Mijnheer Vyverman,
In oktober 2001 zaten we tegenover mekaar aan de onderhandelingstafel. Jij overlater, ik accountant van mijn klant-overnemer. Na een goede discussie, streng maar rechtvaardig, gaf je mij een hand met de woorden “de volgende keer wil ik dat je naast mij zit in plaats van tegenover mij”. Je zei me dat je mij zou terugbellen, in december.
Op 1 december ging de telefoon. Een man van z’n afspraken. Toen, daarna, altijd.
Vanaf dan was ik jouw accountant. 23 jaar lang.
In die aanvangsjaren zat ik elke woensdag op kantoor in Erpe-Mere. Een bureau, PC, printer, alles wat ik nodig had was klaargemaakt voor mij. Je zei me dat ik via de bediende elke week dan ook maar een broodje of een lunch moest bestellen en laten leveren. Het was een evidentie voor jou om te ‘zorgen’ voor jouw medewerkers. Inclusief middaglunch dus.
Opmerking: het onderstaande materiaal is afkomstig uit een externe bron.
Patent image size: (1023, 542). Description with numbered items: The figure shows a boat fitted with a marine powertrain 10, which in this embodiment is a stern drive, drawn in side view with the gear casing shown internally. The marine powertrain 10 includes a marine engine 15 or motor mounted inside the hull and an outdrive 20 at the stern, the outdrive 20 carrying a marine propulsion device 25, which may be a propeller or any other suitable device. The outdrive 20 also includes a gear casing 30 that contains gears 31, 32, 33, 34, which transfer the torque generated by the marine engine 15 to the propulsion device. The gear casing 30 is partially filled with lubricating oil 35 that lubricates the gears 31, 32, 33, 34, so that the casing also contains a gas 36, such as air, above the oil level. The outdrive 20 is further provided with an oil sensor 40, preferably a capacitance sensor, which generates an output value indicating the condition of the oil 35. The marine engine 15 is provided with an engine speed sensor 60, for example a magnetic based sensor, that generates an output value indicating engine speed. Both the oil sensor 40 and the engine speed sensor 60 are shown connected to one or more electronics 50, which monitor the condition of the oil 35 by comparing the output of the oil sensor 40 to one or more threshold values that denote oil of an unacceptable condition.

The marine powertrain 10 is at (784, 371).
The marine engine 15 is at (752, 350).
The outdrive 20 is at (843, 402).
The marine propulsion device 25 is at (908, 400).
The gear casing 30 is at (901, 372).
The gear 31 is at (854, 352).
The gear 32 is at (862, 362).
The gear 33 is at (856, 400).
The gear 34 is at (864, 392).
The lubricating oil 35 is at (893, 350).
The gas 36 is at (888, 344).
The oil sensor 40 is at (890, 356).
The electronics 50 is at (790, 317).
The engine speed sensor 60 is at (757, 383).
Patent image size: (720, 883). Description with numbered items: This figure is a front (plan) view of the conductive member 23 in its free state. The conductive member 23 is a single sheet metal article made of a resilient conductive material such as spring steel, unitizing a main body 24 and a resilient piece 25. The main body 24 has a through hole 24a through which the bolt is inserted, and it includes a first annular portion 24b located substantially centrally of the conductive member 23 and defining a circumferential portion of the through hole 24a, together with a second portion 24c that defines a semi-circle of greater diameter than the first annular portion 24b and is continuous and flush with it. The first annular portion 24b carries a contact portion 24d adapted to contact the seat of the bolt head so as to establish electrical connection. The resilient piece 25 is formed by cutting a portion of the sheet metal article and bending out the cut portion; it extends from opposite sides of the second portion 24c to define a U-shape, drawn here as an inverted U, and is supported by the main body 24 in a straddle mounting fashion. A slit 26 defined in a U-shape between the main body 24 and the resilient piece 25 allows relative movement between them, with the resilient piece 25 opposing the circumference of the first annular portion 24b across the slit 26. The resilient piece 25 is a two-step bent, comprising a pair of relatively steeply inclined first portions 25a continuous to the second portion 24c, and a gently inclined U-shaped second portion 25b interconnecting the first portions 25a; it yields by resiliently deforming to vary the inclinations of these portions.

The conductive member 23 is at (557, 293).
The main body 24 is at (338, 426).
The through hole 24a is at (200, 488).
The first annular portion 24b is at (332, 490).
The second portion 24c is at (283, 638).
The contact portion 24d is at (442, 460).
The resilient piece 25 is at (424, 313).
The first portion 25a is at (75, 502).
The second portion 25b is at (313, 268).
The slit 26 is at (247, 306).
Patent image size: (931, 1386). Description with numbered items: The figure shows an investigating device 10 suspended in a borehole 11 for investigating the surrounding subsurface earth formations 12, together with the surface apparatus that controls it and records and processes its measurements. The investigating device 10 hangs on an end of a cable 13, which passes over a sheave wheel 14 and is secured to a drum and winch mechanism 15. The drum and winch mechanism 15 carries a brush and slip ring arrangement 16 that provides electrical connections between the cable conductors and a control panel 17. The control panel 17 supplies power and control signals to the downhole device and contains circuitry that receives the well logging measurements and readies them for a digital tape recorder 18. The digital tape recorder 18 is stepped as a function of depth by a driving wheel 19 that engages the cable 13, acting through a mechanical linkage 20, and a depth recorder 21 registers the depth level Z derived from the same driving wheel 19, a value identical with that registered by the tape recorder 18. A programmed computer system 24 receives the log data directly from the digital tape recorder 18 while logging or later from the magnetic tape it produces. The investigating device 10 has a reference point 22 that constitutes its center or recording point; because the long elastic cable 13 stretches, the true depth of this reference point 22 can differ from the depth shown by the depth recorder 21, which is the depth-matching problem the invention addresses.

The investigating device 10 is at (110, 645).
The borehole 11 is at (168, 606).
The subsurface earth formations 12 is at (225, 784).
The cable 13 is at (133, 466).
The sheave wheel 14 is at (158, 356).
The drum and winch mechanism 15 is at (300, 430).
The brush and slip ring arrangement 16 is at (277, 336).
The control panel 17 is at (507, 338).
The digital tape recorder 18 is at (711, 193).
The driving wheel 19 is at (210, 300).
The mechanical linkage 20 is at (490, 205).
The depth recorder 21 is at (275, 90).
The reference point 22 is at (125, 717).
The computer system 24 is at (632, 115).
Ik heb echter geen enkele keer mijn broodje laten betalen door jou of de firma. Wou ik niet.
Toen ik twee jaar later vertelde dat mijn toenmalige echtgenote mij verlaten had, zei je me, letterlijk, want de woorden zitten in m’n geheugen gegrift:
“Ik zeg je twee zaken:
1/ Als je iets moet hebben, moet je het me vragen. Als je het niet vraagt, kan ik het niet weten.
En 2/ Blijf van de drank.”
Er was geen enkele aanleiding dat ik “in de drank zou vliegen”, maar het was jouw levenservaring die je me meegaf, en het maakte zo’n indruk op me.
Je hebt me dan ook financieel “geholpen”, iets dat ik nooit zal vergeten.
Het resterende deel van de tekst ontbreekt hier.